Detector-Modulator Technology Utilizing Epsilon-Near-Zero Materials at Cryogenic Temperatures (D-TEC)

Basic data for this project

Description

Photonic integrated circuit implementations hold great promise for quantum technology, but practical large-scale integration is limited by the capabilities and performance of key components for processing and measuring quantum information, particularly phase-shifters and single-photon detectors. Current modulators fall short due to either high losses, large size, slow speed, energy inefficiency and/or excessive heat dissipation, making them incompatible with superconducting cryoelectronics. In the other hand, while superconducting detector technology has seen significant progress, their integration into photonic circuits lacks the flexibility needed for dynamic (mid-circuit measurements, feed-forward) reconfigurability, as detectors need to be placed at the output of the network and classical data is only being retrieved at the final stage. Project D-TEC, addresses these challenges by exploiting a novel class of electro-optic modulator for quantum photonics at cryogenic temperatures, featuring the epsilon-near- zero (ENZ) effect. Specifically, indium tin oxide-(ITO)-based electro-optic modulators show a strong ENZ effect, which enhances the local optical field and produces a large refractive index change near the ENZ wavelength.

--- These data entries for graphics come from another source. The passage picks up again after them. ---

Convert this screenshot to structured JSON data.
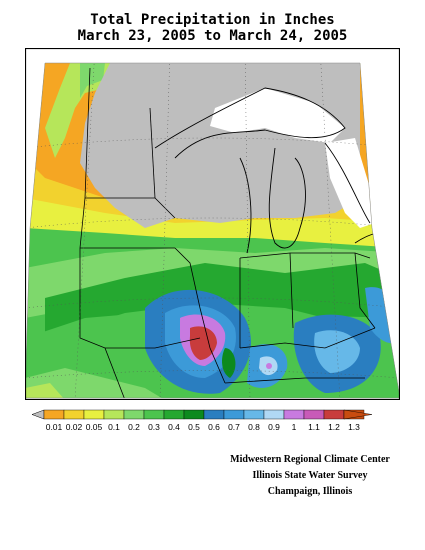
{
  "title": {
    "line1": "Total Precipitation in Inches",
    "line2": "March 23, 2005 to March 24, 2005"
  },
  "legend": {
    "labels": [
      "0.01",
      "0.02",
      "0.05",
      "0.1",
      "0.2",
      "0.3",
      "0.4",
      "0.5",
      "0.6",
      "0.7",
      "0.8",
      "0.9",
      "1",
      "1.1",
      "1.2",
      "1.3"
    ],
    "colors": [
      "#f5a623",
      "#f2d22e",
      "#e8f040",
      "#b6e65a",
      "#7ed86c",
      "#4cc44e",
      "#25a830",
      "#0c8a1e",
      "#2a7ec0",
      "#3c9ad8",
      "#66b8e8",
      "#b0d8f4",
      "#c87ae0",
      "#c85ab8",
      "#c83c3c",
      "#c84c10"
    ],
    "no_data_color": "#bebebe"
  },
  "credits": {
    "line1": "Midwestern Regional Climate Center",
    "line2": "Illinois State Water Survey",
    "line3": "Champaign, Illinois"
  }
}
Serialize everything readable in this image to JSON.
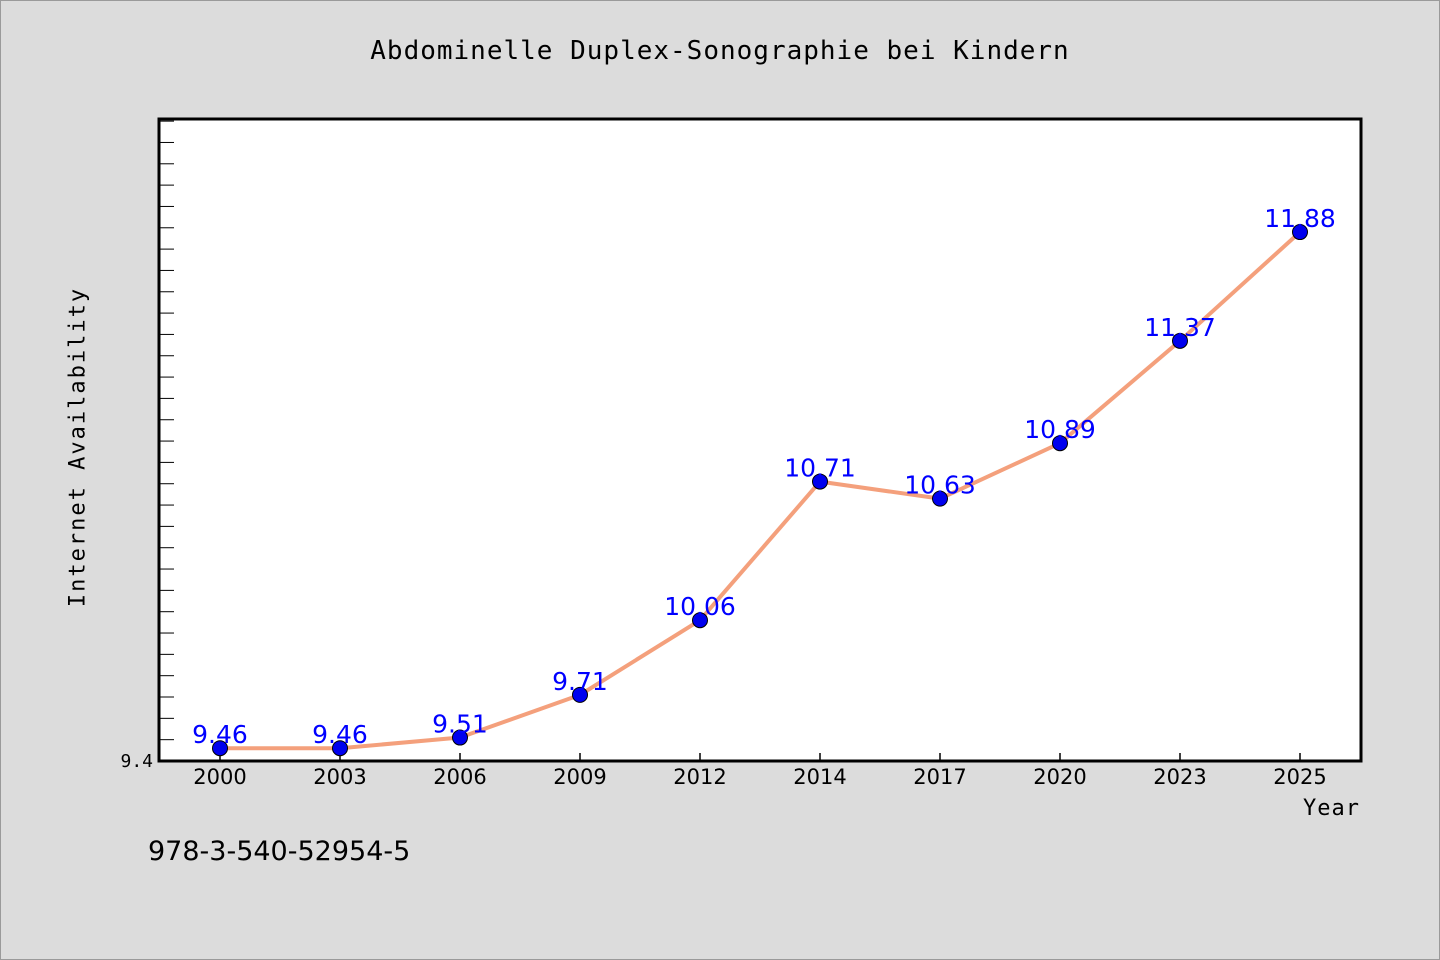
{
  "title": "Abdominelle Duplex-Sonographie bei Kindern",
  "footer_code": "978-3-540-52954-5",
  "colors": {
    "background": "#dcdcdc",
    "plot_background": "#ffffff",
    "line": "#f4a07c",
    "marker": "#0000ee",
    "data_label": "#0000ff"
  },
  "chart_data": {
    "type": "line",
    "title": "Abdominelle Duplex-Sonographie bei Kindern",
    "xlabel": "Year",
    "ylabel": "Internet Availability",
    "categories": [
      "2000",
      "2003",
      "2006",
      "2009",
      "2012",
      "2014",
      "2017",
      "2020",
      "2023",
      "2025"
    ],
    "series": [
      {
        "values": [
          9.46,
          9.46,
          9.51,
          9.71,
          10.06,
          10.71,
          10.63,
          10.89,
          11.37,
          11.88
        ]
      }
    ],
    "data_labels": [
      "9.46",
      "9.46",
      "9.51",
      "9.71",
      "10.06",
      "10.71",
      "10.63",
      "10.89",
      "11.37",
      "11.88"
    ],
    "ylim": [
      9.4,
      12.41
    ],
    "y_tick_labels": [
      "9.4"
    ],
    "grid": false,
    "legend": "none"
  }
}
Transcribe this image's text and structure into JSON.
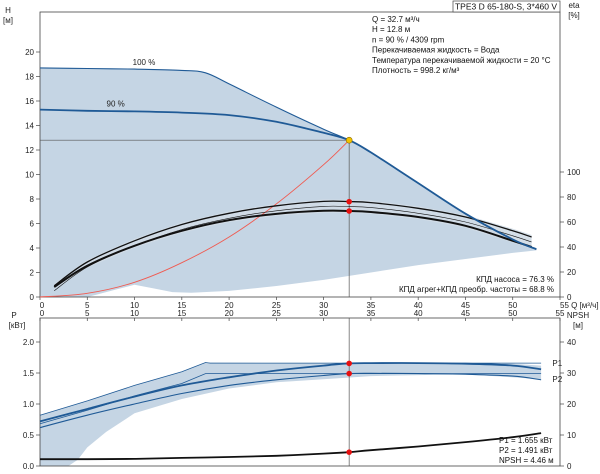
{
  "chart_data": [
    {
      "type": "line",
      "title": "TPE3 D 65-180-S, 3*460 V",
      "xlabel": "Q [м³/ч]",
      "xlim": [
        0,
        55
      ],
      "x_ticks": [
        "0",
        "5",
        "10",
        "15",
        "20",
        "25",
        "30",
        "35",
        "40",
        "45",
        "50",
        "55 Q [м³/ч]"
      ],
      "left_axis": {
        "label": "H",
        "unit": "[м]",
        "ylim": [
          0,
          20
        ],
        "ticks": [
          "0",
          "2",
          "4",
          "6",
          "8",
          "10",
          "12",
          "14",
          "16",
          "18",
          "20"
        ]
      },
      "right_axis": {
        "label": "eta",
        "unit": "[%]",
        "ylim": [
          0,
          100
        ],
        "ticks": [
          "0",
          "20",
          "40",
          "60",
          "80",
          "100"
        ]
      },
      "operating_info": [
        "Q = 32.7 м³/ч",
        "H = 12.8 м",
        "n = 90 % / 4309 rpm",
        "Перекачиваемая жидкость = Вода",
        "Температура перекачиваемой жидкости = 20 °C",
        "Плотность = 998.2 кг/м³"
      ],
      "efficiency_info": [
        "КПД насоса = 76.3 %",
        "КПД агрег+КПД преобр. частоты = 68.8 %"
      ],
      "series": [
        {
          "name": "100 %",
          "axis": "H",
          "x": [
            0,
            5,
            10,
            15,
            17.5,
            20,
            25,
            30,
            32.7,
            35,
            40,
            45,
            50,
            52.5
          ],
          "y": [
            18.7,
            18.65,
            18.6,
            18.5,
            18.3,
            17.4,
            15.5,
            13.7,
            12.8,
            11.8,
            9.3,
            6.8,
            4.7,
            3.9
          ]
        },
        {
          "name": "90 %",
          "axis": "H",
          "x": [
            0,
            5,
            10,
            15,
            20,
            25,
            30,
            32.7,
            35,
            40,
            45,
            50,
            52.5
          ],
          "y": [
            15.3,
            15.2,
            15.15,
            15.05,
            14.85,
            14.3,
            13.4,
            12.8,
            11.8,
            9.3,
            6.8,
            4.7,
            3.9
          ]
        },
        {
          "name": "",
          "axis": "H",
          "x": [
            0,
            5,
            10,
            15,
            20,
            25,
            30,
            32.7
          ],
          "y": [
            0,
            0.3,
            1.2,
            2.8,
            4.9,
            7.6,
            10.8,
            12.8
          ]
        },
        {
          "name": "",
          "axis": "eta",
          "x": [
            1.5,
            5,
            10,
            15,
            20,
            25,
            30,
            32.7,
            35,
            40,
            45,
            50,
            52
          ],
          "y": [
            9,
            28,
            45,
            58,
            67,
            73,
            76.5,
            76.3,
            75.5,
            71,
            64,
            53,
            48
          ]
        },
        {
          "name": "",
          "axis": "eta",
          "x": [
            1.5,
            5,
            10,
            15,
            20,
            25,
            30,
            32.7,
            35,
            40,
            45,
            50,
            52
          ],
          "y": [
            8,
            25,
            41,
            53,
            61.5,
            66.5,
            69,
            68.8,
            68,
            64,
            57,
            45,
            40
          ]
        }
      ],
      "markers": [
        {
          "axis": "H",
          "x": 32.7,
          "y": 12.8,
          "color": "#f2c200"
        },
        {
          "axis": "eta",
          "x": 32.7,
          "y": 76.3,
          "color": "#e81010"
        },
        {
          "axis": "eta",
          "x": 32.7,
          "y": 68.8,
          "color": "#e81010"
        }
      ],
      "colors": {
        "band": "#c5d5e4",
        "curve": "#1f5a96",
        "system": "#f05a50",
        "efficiency": "#111111"
      }
    },
    {
      "type": "line",
      "xlim": [
        0,
        55
      ],
      "x_ticks": [
        "0",
        "5",
        "10",
        "15",
        "20",
        "25",
        "30",
        "35",
        "40",
        "45",
        "50",
        "55"
      ],
      "left_axis": {
        "label": "P",
        "unit": "[кВт]",
        "ylim": [
          0,
          2.0
        ],
        "ticks": [
          "0.0",
          "0.5",
          "1.0",
          "1.5",
          "2.0"
        ]
      },
      "right_axis": {
        "label": "NPSH",
        "unit": "[м]",
        "ylim": [
          0,
          40
        ],
        "ticks": [
          "0",
          "10",
          "20",
          "30",
          "40"
        ]
      },
      "power_info": [
        "P1 = 1.655 кВт",
        "P2 = 1.491 кВт",
        "NPSH = 4.46 м"
      ],
      "series": [
        {
          "name": "P1",
          "axis": "P",
          "x": [
            0,
            5,
            10,
            15,
            20,
            25,
            30,
            32.7,
            35,
            40,
            45,
            50,
            53
          ],
          "y": [
            0.72,
            0.92,
            1.12,
            1.3,
            1.43,
            1.54,
            1.62,
            1.655,
            1.66,
            1.66,
            1.65,
            1.62,
            1.56
          ]
        },
        {
          "name": "P2",
          "axis": "P",
          "x": [
            0,
            5,
            10,
            15,
            20,
            25,
            30,
            32.7,
            35,
            40,
            45,
            50,
            53
          ],
          "y": [
            0.62,
            0.82,
            1.0,
            1.17,
            1.3,
            1.39,
            1.46,
            1.491,
            1.495,
            1.49,
            1.48,
            1.45,
            1.39
          ]
        },
        {
          "name": "",
          "axis": "NPSH",
          "x": [
            0,
            5,
            10,
            15,
            20,
            25,
            30,
            32.7,
            35,
            40,
            45,
            50,
            53
          ],
          "y": [
            2.2,
            2.2,
            2.3,
            2.6,
            2.9,
            3.3,
            4.0,
            4.46,
            5.1,
            6.3,
            7.7,
            9.3,
            10.6
          ]
        }
      ],
      "markers": [
        {
          "axis": "P",
          "x": 32.7,
          "y": 1.655,
          "color": "#e81010"
        },
        {
          "axis": "P",
          "x": 32.7,
          "y": 1.491,
          "color": "#e81010"
        },
        {
          "axis": "NPSH",
          "x": 32.7,
          "y": 4.46,
          "color": "#e81010"
        }
      ]
    }
  ]
}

When operated at liquid helium temperatures, two significant effects occur simultaneously. First, ohmic losses of ITO material are reduced, amplifying the local-field enhancement of the ENZ effect to unprecedented levels. Second, ITO exhibits superconductivity at critical temperatures below 5 K. It thus becomes possible to create phase modulators with performance far beyond the state-of-the-art and a completely novel type of single photon detector, with tunable photon absorption capabilities. These innovations enable fast, cryo-compatible circuit reconfigurability and the possibility of introducing feed-forward and mid-circuit measurements, enabling a new dynamic quantum photonic computing paradigm with vast potential for scalability.